Muray es un escritor, no un ideólogo o un filósofo. No trabaja sobre
las causas de lo que describe. No busca soluciones o recetas. No es
objetivo. No se oculta tras la solidez de los argumentos – como se
supone lo haría un intelectual. Él es demasiado brillante, demasiado
protagonista. La exageración –la reducción al absurdo– es una de sus
armas. Y con ella retoma la gran tradición volteriana que aúna elegancia
formal y ferocidad en la caricatura, para ridiculizar así los nuevos
dogmas, moralismos e hipocresías. Su obra es una Comedia Humana de los
inicios de la post-historia. Una creación filosófica y política, pero
ante todo artística y literaria.
Y es ahí donde los fariseos intentan embalsamarlo. Llegados el
reconocimiento y la fama, es preciso desactivarlo, normalizarlo. Una
vieja historia. Ya los sesentayochistas se aliñaron un Nietzsche
libertario y juguetón a su medida, y evacuaron su lado incómodo –su
aristocratismo, su antidemocratismo. De Philippe Muray se pretende ahora
hacer un antimoderno a la moda, un dandy reaccionario en el fondo
encantador; un enfant terrible ocurrente a quien se toleran los
desbarres –¡qué cosas tiene Muray!–, un esteta provocador a colocar en
las estanterías de la cultura-espectáculo.
Es un intento que traduce una creciente desazón. Porque lo cierto es
que, hoy por hoy, la intelectualidad francesa más brillante ya no se
encuentra donde se supone debería estar –en la militancia bienpensante
de la izquierda divina– sino en otra historia. El discurso de Philippe
Muray no es un fenómeno aislado. Encuentra sus ecos filosóficos y
literarios en autores como Jean Braudillard, Marcel Gauchet, Michel
Houellebecq, Alain Filkienkraut, Jean Clair, Jean Claude Michéa, Gilles
Lipovetski, Renaud Camus, Richard Millet… Lo que no es extraño. Es en
Francia donde los procesos de ingeniería social más se han acelerado,
hasta hacerla casi irreconocible. Es en Francia donde la dictadura del
pensamiento único se ha hecho más agobiante, precisamente allí donde el
pensamiento crítico y la libertad de espíritu son tradiciones seculares.

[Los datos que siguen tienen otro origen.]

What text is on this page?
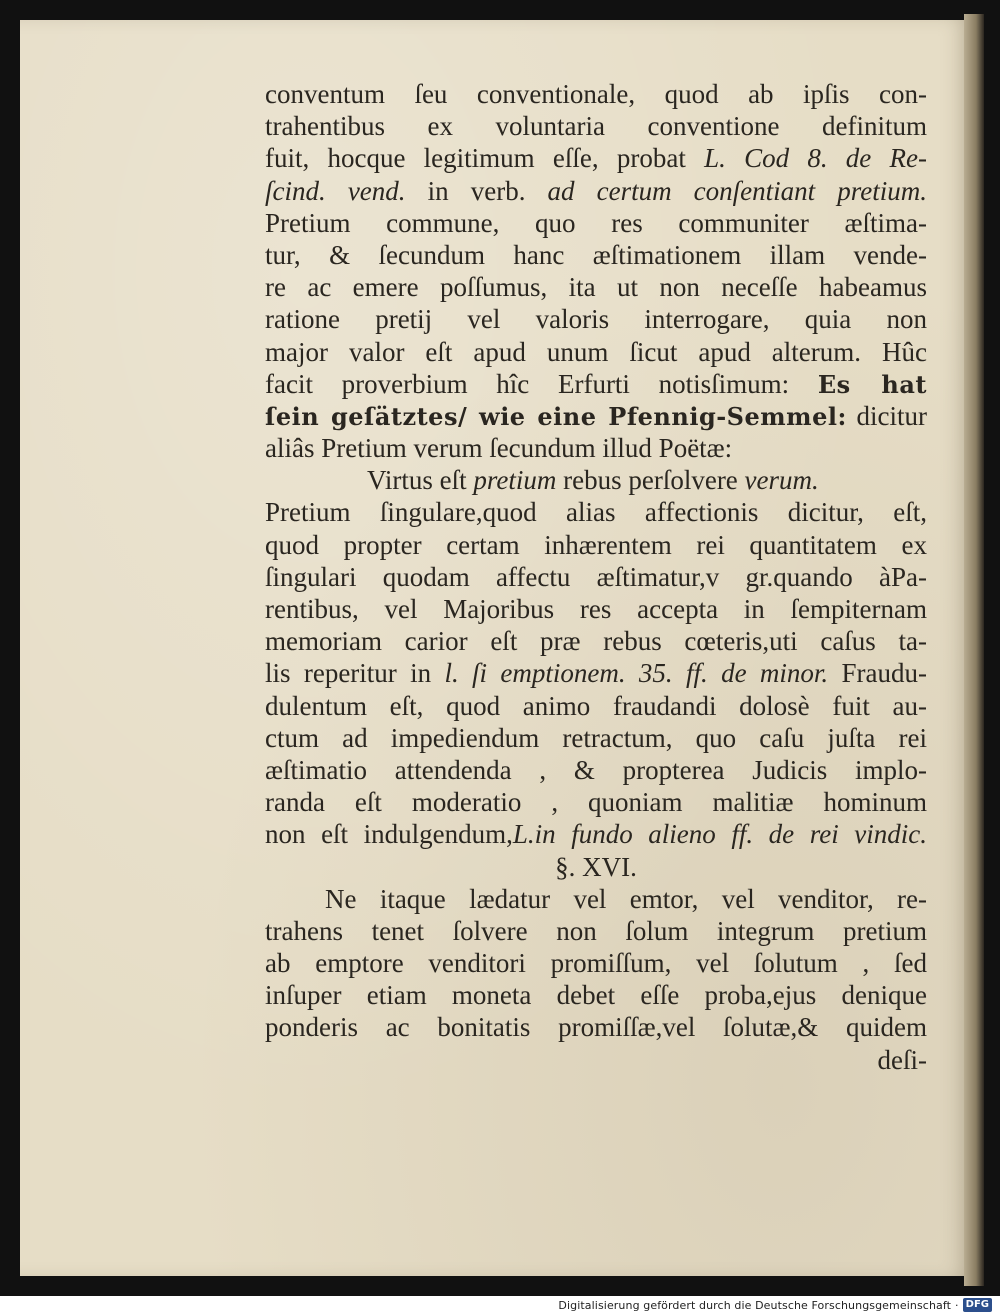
conventum ſeu conventionale, quod ab ipſis con-
trahentibus ex voluntaria conventione definitum
fuit, hocque legitimum eſſe, probat L. Cod 8. de Re-
ſcind. vend. in verb. ad certum conſentiant pretium.
Pretium commune, quo res communiter æſtima-
tur, & ſecundum hanc æſtimationem illam vende-
re ac emere poſſumus, ita ut non neceſſe habeamus
ratione pretij vel valoris interrogare, quia non
major valor eſt apud unum ſicut apud alterum. Hûc
facit proverbium hîc Erfurti notisſimum: Es hat
ſein geſätztes/ wie eine Pfennig-Semmel: dicitur
aliâs Pretium verum ſecundum illud Poëtæ:
Virtus eſt pretium rebus perſolvere verum.
Pretium ſingulare,quod alias affectionis dicitur, eſt,
quod propter certam inhærentem rei quantitatem ex
ſingulari quodam affectu æſtimatur,v gr.quando àPa-
rentibus, vel Majoribus res accepta in ſempiternam
memoriam carior eſt præ rebus cœteris,uti caſus ta-
lis reperitur in l. ſi emptionem. 35. ff. de minor. Fraudu-
dulentum eſt, quod animo fraudandi dolosè fuit au-
ctum ad impediendum retractum, quo caſu juſta rei
æſtimatio attendenda , & propterea Judicis implo-
randa eſt moderatio , quoniam malitiæ hominum
non eſt indulgendum,L.in fundo alieno ff. de rei vindic.
§. XVI.
Ne itaque lædatur vel emtor, vel venditor, re-
trahens tenet ſolvere non ſolum integrum pretium
ab emptore venditori promiſſum, vel ſolutum , ſed
inſuper etiam moneta debet eſſe proba,ejus denique
ponderis ac bonitatis promiſſæ,vel ſolutæ,& quidem
deſi-
Digitalisierung gefördert durch die Deutsche Forschungsgemeinschaft · DFG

No es extraño que sea también en Francia donde se alzan las primeras
disidencias importantes –también las resistencias más ruidosas– frente
al nuevo mundo que se alza sobre las ruinas de la vieja civilización
europea y de sus valores.
Toda disidencia auténtica consiste en una lección sobre cómo estar en
el mundo sin pertenecer a él. Mal que les pese a sus “recuperadores”,
el mensaje de Muray –para quien quiera escucharlo– es radical: no se
puede transigir con el mundo contemporáneo, hay que rechazarlo en
bloque. Lo cuál no significa predicar el desánimo. Todo lo contrario.
Gracias a Muray sabemos que el rechazo de la Fiesta es también una
invocación a la alegría. A la alegría de la lucidez, y al júbilo de la
inteligencia. Ambas hacen libres, y son escasamente progresistas.